Selon les médias iraniens, Donald Trump est attiré par l'attaque de ses centrales thermiques après un avertissement “de Téhéran. Des commentaires ont été faits par l'ambassade d'Iran à Kaboul, qui a posté sur les réseaux sociaux disant Trump s'est retiré après les menaces de l'Iran pour marquer son infrastructure énergétique [...]
Des commentaires ont été faits par l'ambassade d'Iran à Kaboul, qui a posté sur les réseaux sociaux disant Trump s'est retiré après les menaces de l'Iran de marquer l'infrastructure énergétique de toute la région”.
L'agence de presse iranienne Fars, citant une source, a également affirmé qu'il n'y avait pas de communication directe avec les États-Unis, ni par l'intermédiaire de médiateurs, comme Trump a dit que de très bons “ ” pourparlers ont eu lieu sur l'issue de la guerre avec l'Iran, décrit Telegrafio.

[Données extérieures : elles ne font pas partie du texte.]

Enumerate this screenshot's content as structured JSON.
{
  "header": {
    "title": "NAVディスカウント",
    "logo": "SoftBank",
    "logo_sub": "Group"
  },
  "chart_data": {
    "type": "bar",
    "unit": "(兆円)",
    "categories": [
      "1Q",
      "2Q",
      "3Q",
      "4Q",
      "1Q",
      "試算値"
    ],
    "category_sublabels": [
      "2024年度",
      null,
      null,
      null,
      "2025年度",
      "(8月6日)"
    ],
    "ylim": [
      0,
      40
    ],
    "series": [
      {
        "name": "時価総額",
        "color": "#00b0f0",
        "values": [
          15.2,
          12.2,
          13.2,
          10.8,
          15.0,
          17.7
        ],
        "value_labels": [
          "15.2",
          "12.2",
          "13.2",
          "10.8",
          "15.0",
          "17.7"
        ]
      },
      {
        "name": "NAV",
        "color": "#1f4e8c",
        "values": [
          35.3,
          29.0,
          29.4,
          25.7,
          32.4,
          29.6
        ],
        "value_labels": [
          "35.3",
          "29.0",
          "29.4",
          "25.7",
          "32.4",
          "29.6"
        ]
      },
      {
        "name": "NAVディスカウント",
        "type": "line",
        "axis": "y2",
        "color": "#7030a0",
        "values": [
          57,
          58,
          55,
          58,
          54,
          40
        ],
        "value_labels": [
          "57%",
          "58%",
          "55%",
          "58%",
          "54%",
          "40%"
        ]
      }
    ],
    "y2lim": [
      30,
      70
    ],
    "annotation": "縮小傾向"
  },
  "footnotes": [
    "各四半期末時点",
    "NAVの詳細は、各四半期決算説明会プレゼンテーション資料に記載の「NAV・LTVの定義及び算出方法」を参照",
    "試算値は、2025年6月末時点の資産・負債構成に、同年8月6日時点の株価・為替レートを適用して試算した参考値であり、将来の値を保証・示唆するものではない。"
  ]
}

La réaction de Téhéran vient après que le président Trump a déclaré que les États-Unis et l'Iran ont développé “pourparlers productifs” au cours du week-end, et qu'il reportera les attaques militaires contre les centrales électriques iraniennes pendant cinq jours.
Écrit dans de grandes lettres sur la vérité sociale, Trump a déclaré qu'il a pris la décision de reporter les attaques menacées basées sur “inton et le contenu” des discussions.
Nous nous souvenons que Trump avait menacé de frapper les centrales électriques iraniennes lundi soir si le pays ne permettait pas la réouverture du détroit d'Hormuz.
Même depuis la semaine dernière, Trump avait déclaré qu'il n'était pas intéressé par une trêve avec l'Iran.
“Nous avons peut-être un dialogue, mais je ne veux pas faire de cessez-le-feu”, a-t-il dit vendredi après-midi.
Depuis le début du mois de mars, l'Iran a effectivement fermé le détroit d'Hormuz pour la plupart des navires, une voie de transit pétrolière clé qui traite normalement environ 20 millions de barils par jour et environ 20 % du commerce mondial de gaz naturel liquide.
La fermeture a augmenté les coûts de transport et d'assurance, augmenté les prix du pétrole et soulevé des préoccupations économiques mondiales.
L'escalade régionale s'est poursuivie depuis que les États-Unis et Israël ont lancé une guerre commune contre l'Iran le 28 février, tuant jusqu'à présent plus de 1 300 personnes, dont le leader suprême Ali Khamenei.
L'Iran a répliqué avec des attaques d'intimidation et des roquettes visant Israël, avec la Jordanie, l'Irak et les pays du Golfe, qui disent qu'ils visent l'armée américaine “> ”, causant des pertes et des dommages aux infrastructures, alors qu'il y a “des marchés composés” et de l'aviation mondiale.